Kündigung Mietvertrag
Miete Erhöhung der Vorauszahlungen
Mieter Anspruch Warmwasser
Rückzahlung von Nebenkosten
Unzulässig ist eine rückwirkende Erhöhung der Vorauszahlungen.
Sind die Betriebskosten (unter Wahrung des Gebotes der Wirtschaftlichkeit durch den Vermieter) gestiegen, so
darf der Vermieter durch einseitige Erklärung nach einer Abrechnung eine Anpassung der Vorauszahlungen
auf eine angemessene Höhe vornehmen. Die Zustimmung des Mieters ist nicht erforderlich. Die erhöhte
Vorauszahlung schuldet der Mieter mit Beginn des auf die Erklärung folgenden übernächsten Monats.
Wurde im Mietvertrag eine Betriebskostenpauschale vereinbart, so kann der Vermieter seit dem 01.09.2001
nur noch dann Betriebskostenerhöhungen auf den Mieter umlegen, wenn diese Möglichkeit im Mietvertrag
vereinbart wurde oder der Mieter der Erhöhung zustimmt. Die Erklärung muss in Textform erfolgen und den
Grund für die Umlage bezeichnen, der für den Mieter nachvollziehbar erläutert werden muss. Die erhöhte
Pauschale schuldet der Mieter mit Beginn des auf die Erklärung folgenden übernächsten Monats.
Haben sich die Betriebskosten rückwirkend erhöht, wirkt die Erhöhungserklärung auf den Zeitpunkt der
Erhöhung der Betriebskosten, höchstens jedoch auf den Beginn des der Erklärung vorangegangenen
Kalenderjahres zurück.
Vorauszahlungen dürfen nach dem Gesetz (§ 556 BGB) nur in angemessener Höhe vereinbart werden. Sie
sind an der Höhe der voraussichtlichen Betriebskosten auszurichten und dürfen sie nicht erheblich
übersteigen. Als Beurteilungskriterium gelten die Betriebskosten des vergangenen Abrechnungszeitraums.
Sind die Vorauszahlungsbeträge viel zu hoch angesetzt, kann der Mieter sie auf ein angemessenes Maß
reduzieren.
Veranschlagt der Vermieter die Betriebskostenvorauszahlung trotz Nachfrage des Mietinteressenten
pflichtwidrig zu gering, kann er keinen Nachzahlungsanspruch aus der späteren Abrechnung geltend machen.

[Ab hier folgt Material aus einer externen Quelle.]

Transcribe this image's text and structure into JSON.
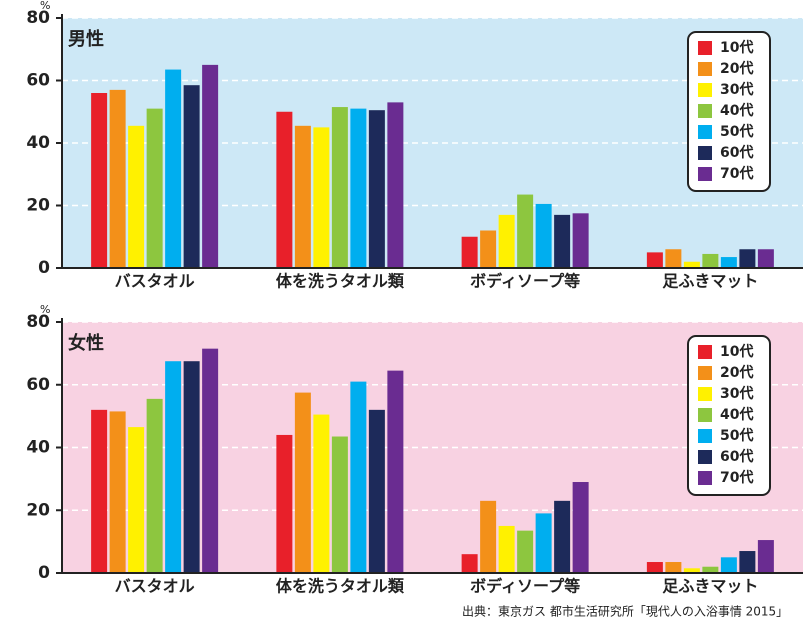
{
  "chart_data": [
    {
      "type": "bar",
      "title": "男性",
      "y_unit": "%",
      "background": "#cde8f6",
      "categories": [
        "バスタオル",
        "体を洗うタオル類",
        "ボディソープ等",
        "足ふきマット"
      ],
      "ylim": [
        0,
        80
      ],
      "yticks": [
        0,
        20,
        40,
        60,
        80
      ],
      "grid": true,
      "series": [
        {
          "name": "10代",
          "color": "#e8202a",
          "values": [
            56,
            50,
            10,
            5
          ]
        },
        {
          "name": "20代",
          "color": "#f39019",
          "values": [
            57,
            45.5,
            12,
            6
          ]
        },
        {
          "name": "30代",
          "color": "#fff100",
          "values": [
            45.5,
            45,
            17,
            2
          ]
        },
        {
          "name": "40代",
          "color": "#8dc63f",
          "values": [
            51,
            51.5,
            23.5,
            4.5
          ]
        },
        {
          "name": "50代",
          "color": "#00aeef",
          "values": [
            63.5,
            51,
            20.5,
            3.5
          ]
        },
        {
          "name": "60代",
          "color": "#1d2a5a",
          "values": [
            58.5,
            50.5,
            17,
            6
          ]
        },
        {
          "name": "70代",
          "color": "#6a2c91",
          "values": [
            65,
            53,
            17.5,
            6
          ]
        }
      ]
    },
    {
      "type": "bar",
      "title": "女性",
      "y_unit": "%",
      "background": "#f8d2e2",
      "categories": [
        "バスタオル",
        "体を洗うタオル類",
        "ボディソープ等",
        "足ふきマット"
      ],
      "ylim": [
        0,
        80
      ],
      "yticks": [
        0,
        20,
        40,
        60,
        80
      ],
      "grid": true,
      "series": [
        {
          "name": "10代",
          "color": "#e8202a",
          "values": [
            52,
            44,
            6,
            3.5
          ]
        },
        {
          "name": "20代",
          "color": "#f39019",
          "values": [
            51.5,
            57.5,
            23,
            3.5
          ]
        },
        {
          "name": "30代",
          "color": "#fff100",
          "values": [
            46.5,
            50.5,
            15,
            1.5
          ]
        },
        {
          "name": "40代",
          "color": "#8dc63f",
          "values": [
            55.5,
            43.5,
            13.5,
            2
          ]
        },
        {
          "name": "50代",
          "color": "#00aeef",
          "values": [
            67.5,
            61,
            19,
            5
          ]
        },
        {
          "name": "60代",
          "color": "#1d2a5a",
          "values": [
            67.5,
            52,
            23,
            7
          ]
        },
        {
          "name": "70代",
          "color": "#6a2c91",
          "values": [
            71.5,
            64.5,
            29,
            10.5
          ]
        }
      ]
    }
  ],
  "source": "出典：東京ガス 都市生活研究所「現代人の入浴事情 2015」"
}
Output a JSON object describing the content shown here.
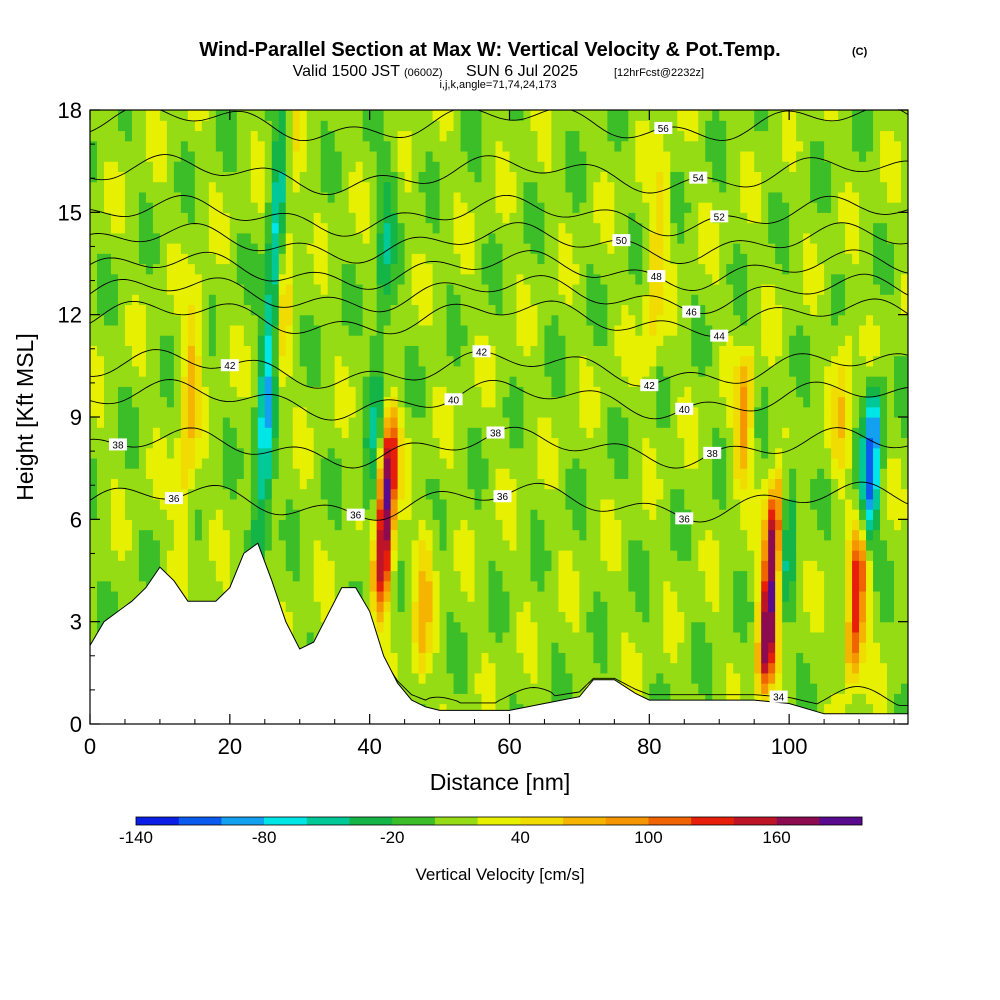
{
  "chart_data": {
    "type": "heatmap",
    "title": "Wind-Parallel Section at Max W: Vertical Velocity & Pot.Temp.",
    "title_mark": "(C)",
    "subtitle": {
      "valid": "Valid 1500 JST",
      "utc": "(0600Z)",
      "date": "SUN 6 Jul 2025",
      "forecast": "[12hrFcst@2232z]",
      "indices": "i,j,k,angle=71,74,24,173"
    },
    "xlabel": "Distance [nm]",
    "ylabel": "Height [Kft MSL]",
    "xlim": [
      0,
      117
    ],
    "ylim": [
      0,
      18
    ],
    "x_ticks": [
      0,
      20,
      40,
      60,
      80,
      100
    ],
    "y_ticks": [
      0,
      3,
      6,
      9,
      12,
      15,
      18
    ],
    "colorbar": {
      "label": "Vertical Velocity [cm/s]",
      "tick_labels": [
        "-140",
        "-80",
        "-20",
        "40",
        "100",
        "160"
      ],
      "tick_values": [
        -140,
        -80,
        -20,
        40,
        100,
        160
      ],
      "levels": [
        -140,
        -120,
        -100,
        -80,
        -60,
        -40,
        -20,
        0,
        20,
        40,
        60,
        80,
        100,
        120,
        140,
        160,
        180
      ],
      "colors": [
        "#0a1ee6",
        "#0a5af0",
        "#14a0f0",
        "#00e6e6",
        "#00c896",
        "#14b446",
        "#3cbe28",
        "#96dc14",
        "#e6f000",
        "#f0dc00",
        "#f5b400",
        "#f59600",
        "#f06400",
        "#e61e0a",
        "#be1428",
        "#8c0a50",
        "#5a0a8c"
      ]
    },
    "background_w": 10,
    "updrafts": [
      {
        "x": 41.5,
        "y0": 3.4,
        "y1": 9.0,
        "w": 180
      },
      {
        "x": 96.5,
        "y0": 1.0,
        "y1": 7.0,
        "w": 180
      },
      {
        "x": 109.0,
        "y0": 1.2,
        "y1": 6.0,
        "w": 120
      },
      {
        "x": 93.0,
        "y0": 7.0,
        "y1": 11.0,
        "w": 70
      },
      {
        "x": 13.0,
        "y0": 5.0,
        "y1": 13.0,
        "w": 50
      },
      {
        "x": 26.5,
        "y0": 9.0,
        "y1": 18.0,
        "w": 50
      },
      {
        "x": 47.0,
        "y0": 1.0,
        "y1": 6.0,
        "w": 50
      },
      {
        "x": 80.0,
        "y0": 10.0,
        "y1": 17.0,
        "w": 40
      },
      {
        "x": 107.0,
        "y0": 7.0,
        "y1": 12.0,
        "w": 40
      }
    ],
    "downdrafts": [
      {
        "x": 24.0,
        "y0": 4.5,
        "y1": 18.0,
        "w": -90
      },
      {
        "x": 111.0,
        "y0": 5.0,
        "y1": 10.0,
        "w": -110
      },
      {
        "x": 39.5,
        "y0": 4.0,
        "y1": 17.5,
        "w": -40
      },
      {
        "x": 99.0,
        "y0": 3.0,
        "y1": 8.0,
        "w": -50
      }
    ],
    "terrain": {
      "x": [
        0,
        2,
        4,
        6,
        8,
        10,
        12,
        14,
        16,
        18,
        20,
        22,
        24,
        26,
        28,
        30,
        32,
        34,
        36,
        38,
        40,
        42,
        44,
        46,
        48,
        50,
        55,
        60,
        65,
        70,
        72,
        75,
        78,
        80,
        85,
        90,
        95,
        100,
        105,
        110,
        117
      ],
      "y": [
        2.3,
        3.0,
        3.3,
        3.6,
        4.0,
        4.6,
        4.2,
        3.6,
        3.6,
        3.6,
        4.0,
        5.0,
        5.3,
        4.2,
        3.0,
        2.2,
        2.4,
        3.2,
        4.0,
        4.0,
        3.3,
        2.0,
        1.2,
        0.7,
        0.5,
        0.4,
        0.4,
        0.4,
        0.6,
        0.8,
        1.3,
        1.3,
        0.9,
        0.7,
        0.7,
        0.7,
        0.7,
        0.6,
        0.3,
        0.3,
        0.3
      ]
    },
    "isentropes": [
      {
        "theta": 34,
        "label_x": 98.5,
        "base_h": 0.5
      },
      {
        "theta": 36,
        "label_x": 12,
        "base_h": 6.5
      },
      {
        "theta": 36,
        "label_x": 38,
        "label_only": true
      },
      {
        "theta": 36,
        "label_x": 59,
        "label_only": true
      },
      {
        "theta": 36,
        "label_x": 85,
        "label_only": true
      },
      {
        "theta": 38,
        "label_x": 4,
        "base_h": 8.1
      },
      {
        "theta": 38,
        "label_x": 58,
        "label_only": true
      },
      {
        "theta": 38,
        "label_x": 89,
        "label_only": true
      },
      {
        "theta": 40,
        "label_x": 52,
        "base_h": 9.5
      },
      {
        "theta": 40,
        "label_x": 85,
        "label_only": true
      },
      {
        "theta": 42,
        "label_x": 20,
        "base_h": 10.4
      },
      {
        "theta": 42,
        "label_x": 56,
        "label_only": true
      },
      {
        "theta": 42,
        "label_x": 80,
        "label_only": true
      },
      {
        "theta": 44,
        "label_x": 90,
        "base_h": 11.9
      },
      {
        "theta": 46,
        "label_x": 86,
        "base_h": 12.6
      },
      {
        "theta": 48,
        "label_x": 81,
        "base_h": 13.3
      },
      {
        "theta": 50,
        "label_x": 76,
        "base_h": 14.1
      },
      {
        "theta": 52,
        "label_x": 90,
        "base_h": 14.9
      },
      {
        "theta": 54,
        "label_x": 87,
        "base_h": 16.1
      },
      {
        "theta": 56,
        "label_x": 82,
        "base_h": 17.6
      }
    ]
  }
}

Sind im Mietvertrag Vorauszahlungen auf die Nebenkosten nicht vorgesehen, muss der Mieter auch keine
monatlichen Beträge zahlen.
Informiert der Vermieter seinen Mieter bei Abschluss des Mietvertrages nicht über die Höhe der tatsächlich zu
erwartenden Nebenkosten, obwohl er deren Höhe kennt oder kennen musste, so hat der Mieter wegen einer
sog. "vorvertraglicher Pflichtverletzung" einen Anspruch auf Schadensersatz.